## Flowchart: Problem-Solving Process with LLM
### Overview
The flowchart illustrates a structured approach to solving arithmetic word problems using a Large Language Model (LLM). It demonstrates how to abstract a problem into a known skill (e.g., addition), retrieve similar examples, and construct a Chain-of-Thought (CoT) prompt to guide the LLM's reasoning.
### Components/Axes
1. **Input Query**:
- Text: "2 toucans are sitting on a tree limb. 1 more toucan joins them. How many toucans in all?"
- Symbol: Question mark (?) icon.
2. **Inference Skill**:
- Label: "Inference Skill" with a lightbulb icon.
3. **Skill Abstraction**:
- Text: "Skill abstraction: addition" (highlighted in blue).
4. **Select Similar Skill**:
- Arrows branching to "Example Bank" and "LLM".
5. **Example Bank**:
- Icon: Bank building.
- Example Question: "Seven red apples and two green apples are in the basket. How many apples are in the basket?"

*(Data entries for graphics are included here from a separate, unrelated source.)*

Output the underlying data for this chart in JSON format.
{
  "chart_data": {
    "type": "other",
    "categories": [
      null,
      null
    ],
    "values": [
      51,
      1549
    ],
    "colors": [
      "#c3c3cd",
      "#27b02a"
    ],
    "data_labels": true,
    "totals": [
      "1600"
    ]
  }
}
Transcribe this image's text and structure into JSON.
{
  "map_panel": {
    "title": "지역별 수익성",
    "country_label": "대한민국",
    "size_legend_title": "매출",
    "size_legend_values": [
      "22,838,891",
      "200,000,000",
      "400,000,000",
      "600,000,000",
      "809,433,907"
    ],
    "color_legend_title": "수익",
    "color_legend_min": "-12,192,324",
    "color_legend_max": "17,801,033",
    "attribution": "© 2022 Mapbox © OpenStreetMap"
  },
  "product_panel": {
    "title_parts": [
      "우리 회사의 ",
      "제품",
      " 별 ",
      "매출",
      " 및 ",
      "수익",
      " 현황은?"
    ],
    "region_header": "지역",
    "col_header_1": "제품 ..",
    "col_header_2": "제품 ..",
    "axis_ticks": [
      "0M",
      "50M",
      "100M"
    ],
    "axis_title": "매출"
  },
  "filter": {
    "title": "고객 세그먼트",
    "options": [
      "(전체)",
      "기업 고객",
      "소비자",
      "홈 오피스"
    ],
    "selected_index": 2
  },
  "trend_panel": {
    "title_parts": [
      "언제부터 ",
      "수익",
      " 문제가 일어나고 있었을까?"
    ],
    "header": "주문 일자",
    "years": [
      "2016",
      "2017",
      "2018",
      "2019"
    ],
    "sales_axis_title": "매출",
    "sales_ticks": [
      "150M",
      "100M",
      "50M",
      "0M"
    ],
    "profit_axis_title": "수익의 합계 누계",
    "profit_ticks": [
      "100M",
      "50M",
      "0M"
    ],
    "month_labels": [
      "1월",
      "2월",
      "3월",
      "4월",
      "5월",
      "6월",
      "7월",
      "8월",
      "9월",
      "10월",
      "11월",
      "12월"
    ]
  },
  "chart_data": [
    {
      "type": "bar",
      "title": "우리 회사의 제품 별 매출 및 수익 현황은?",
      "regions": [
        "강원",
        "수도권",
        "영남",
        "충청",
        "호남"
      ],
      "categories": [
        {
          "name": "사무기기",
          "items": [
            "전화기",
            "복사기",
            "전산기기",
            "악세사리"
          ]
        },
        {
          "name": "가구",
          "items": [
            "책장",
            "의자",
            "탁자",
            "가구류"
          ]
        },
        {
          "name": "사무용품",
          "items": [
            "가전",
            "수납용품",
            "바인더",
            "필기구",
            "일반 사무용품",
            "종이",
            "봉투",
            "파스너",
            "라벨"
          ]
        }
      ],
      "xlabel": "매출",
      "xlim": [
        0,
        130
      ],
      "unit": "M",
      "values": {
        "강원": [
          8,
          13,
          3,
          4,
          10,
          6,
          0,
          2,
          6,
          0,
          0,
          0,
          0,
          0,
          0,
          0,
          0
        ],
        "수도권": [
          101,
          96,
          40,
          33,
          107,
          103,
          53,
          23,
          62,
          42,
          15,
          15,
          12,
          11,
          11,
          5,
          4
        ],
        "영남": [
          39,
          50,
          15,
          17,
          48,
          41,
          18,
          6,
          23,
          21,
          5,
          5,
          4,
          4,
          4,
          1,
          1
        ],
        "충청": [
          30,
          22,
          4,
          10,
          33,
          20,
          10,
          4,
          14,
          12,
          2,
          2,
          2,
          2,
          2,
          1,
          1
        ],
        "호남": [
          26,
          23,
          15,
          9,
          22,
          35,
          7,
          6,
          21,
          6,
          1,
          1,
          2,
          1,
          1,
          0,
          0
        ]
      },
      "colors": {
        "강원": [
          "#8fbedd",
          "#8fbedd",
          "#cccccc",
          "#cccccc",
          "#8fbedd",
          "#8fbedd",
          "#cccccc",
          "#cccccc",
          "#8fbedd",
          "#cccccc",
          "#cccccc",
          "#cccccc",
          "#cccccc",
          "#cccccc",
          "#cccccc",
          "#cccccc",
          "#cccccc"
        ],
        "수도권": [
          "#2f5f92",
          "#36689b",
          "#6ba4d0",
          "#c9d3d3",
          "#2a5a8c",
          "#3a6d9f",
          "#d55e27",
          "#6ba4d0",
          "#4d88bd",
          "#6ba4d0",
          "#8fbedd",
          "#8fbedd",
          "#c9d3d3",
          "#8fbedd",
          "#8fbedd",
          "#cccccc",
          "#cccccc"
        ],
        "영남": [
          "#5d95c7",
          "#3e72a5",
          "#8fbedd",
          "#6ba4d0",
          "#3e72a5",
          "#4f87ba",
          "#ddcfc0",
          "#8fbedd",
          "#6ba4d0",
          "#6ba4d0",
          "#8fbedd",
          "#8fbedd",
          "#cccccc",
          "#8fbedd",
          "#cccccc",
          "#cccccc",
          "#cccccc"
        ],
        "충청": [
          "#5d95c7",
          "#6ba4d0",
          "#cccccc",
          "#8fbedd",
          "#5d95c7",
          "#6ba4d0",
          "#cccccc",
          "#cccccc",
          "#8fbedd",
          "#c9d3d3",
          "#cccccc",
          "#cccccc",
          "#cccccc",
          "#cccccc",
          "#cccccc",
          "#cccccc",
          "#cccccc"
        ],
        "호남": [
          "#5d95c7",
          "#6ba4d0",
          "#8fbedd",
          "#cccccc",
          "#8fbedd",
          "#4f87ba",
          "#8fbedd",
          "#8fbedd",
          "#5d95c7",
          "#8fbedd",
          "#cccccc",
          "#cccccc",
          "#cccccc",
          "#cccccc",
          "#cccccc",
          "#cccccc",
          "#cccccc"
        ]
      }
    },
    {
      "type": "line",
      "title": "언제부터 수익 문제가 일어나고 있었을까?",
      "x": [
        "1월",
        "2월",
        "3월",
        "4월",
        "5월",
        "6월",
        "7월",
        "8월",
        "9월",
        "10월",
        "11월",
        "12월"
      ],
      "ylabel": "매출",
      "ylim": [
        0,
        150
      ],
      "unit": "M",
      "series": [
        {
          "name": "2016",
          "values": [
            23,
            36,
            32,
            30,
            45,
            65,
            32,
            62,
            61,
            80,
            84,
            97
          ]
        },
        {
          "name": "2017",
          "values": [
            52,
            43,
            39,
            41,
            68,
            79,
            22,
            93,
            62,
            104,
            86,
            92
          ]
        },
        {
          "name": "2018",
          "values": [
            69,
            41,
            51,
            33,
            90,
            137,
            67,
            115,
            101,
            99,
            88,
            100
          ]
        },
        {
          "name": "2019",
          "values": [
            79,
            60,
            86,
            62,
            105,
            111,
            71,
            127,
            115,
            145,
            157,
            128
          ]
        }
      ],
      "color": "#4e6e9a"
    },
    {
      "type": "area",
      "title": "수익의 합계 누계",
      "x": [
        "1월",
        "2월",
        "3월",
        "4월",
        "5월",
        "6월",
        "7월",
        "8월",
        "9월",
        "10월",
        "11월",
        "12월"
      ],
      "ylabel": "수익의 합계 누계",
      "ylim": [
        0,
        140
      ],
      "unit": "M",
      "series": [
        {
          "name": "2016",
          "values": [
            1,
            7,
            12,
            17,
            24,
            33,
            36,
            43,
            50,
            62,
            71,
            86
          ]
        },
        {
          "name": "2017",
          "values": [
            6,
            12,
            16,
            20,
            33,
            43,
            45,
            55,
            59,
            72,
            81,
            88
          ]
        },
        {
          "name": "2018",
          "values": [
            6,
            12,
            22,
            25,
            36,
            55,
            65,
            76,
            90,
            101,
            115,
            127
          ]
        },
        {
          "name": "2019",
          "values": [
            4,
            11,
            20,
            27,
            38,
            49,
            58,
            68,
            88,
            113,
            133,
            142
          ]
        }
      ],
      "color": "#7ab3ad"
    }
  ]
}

- Rationale: "We add 7 to 2 and get 9."
6. **CoT Prompt**:
- Symbol: Question mark (?) combined with example icon.
- Text: "Question: ... + ?" (partial view).
7. **LLM with Skill Matching**:
- Label: "LLM" inside a gear icon.
- Connection: Green arrow labeled "Skill Matching" links to the LLM.
### Detailed Analysis
- **Flow Direction**:
- The process starts with the Input Query, progresses through Inference Skill and Skill Abstraction, then branches to retrieve examples from the Example Bank or directly engage the LLM via CoT Prompt.
- **Text Embedded in Diagrams**:
- Example Bank question and rationale are explicitly transcribed.
- CoT Prompt combines example structure with the original question.
- **Skill Matching**:
- Green arrow indicates the LLM's role in aligning the problem with the abstracted skill (addition).
### Key Observations
- The flowchart emphasizes **skill abstraction** as a critical step to map word problems to mathematical operations.
- The Example Bank provides **structured examples** to guide the LLM's reasoning.
- The CoT Prompt merges example patterns with the target problem to scaffold the LLM's response.
### Interpretation
This diagram demonstrates a **prompt engineering strategy** for arithmetic problem-solving with LLMs. By abstracting problems into known skills (e.g., addition) and leveraging example-based prompting, the process reduces ambiguity and improves accuracy. The LLM acts as a "reasoning engine" that matches problems to skills and generates step-by-step solutions. The green checkmark on the rationale ("We add 2 to 1 and get 3") visually validates the correctness of the abstracted skill application.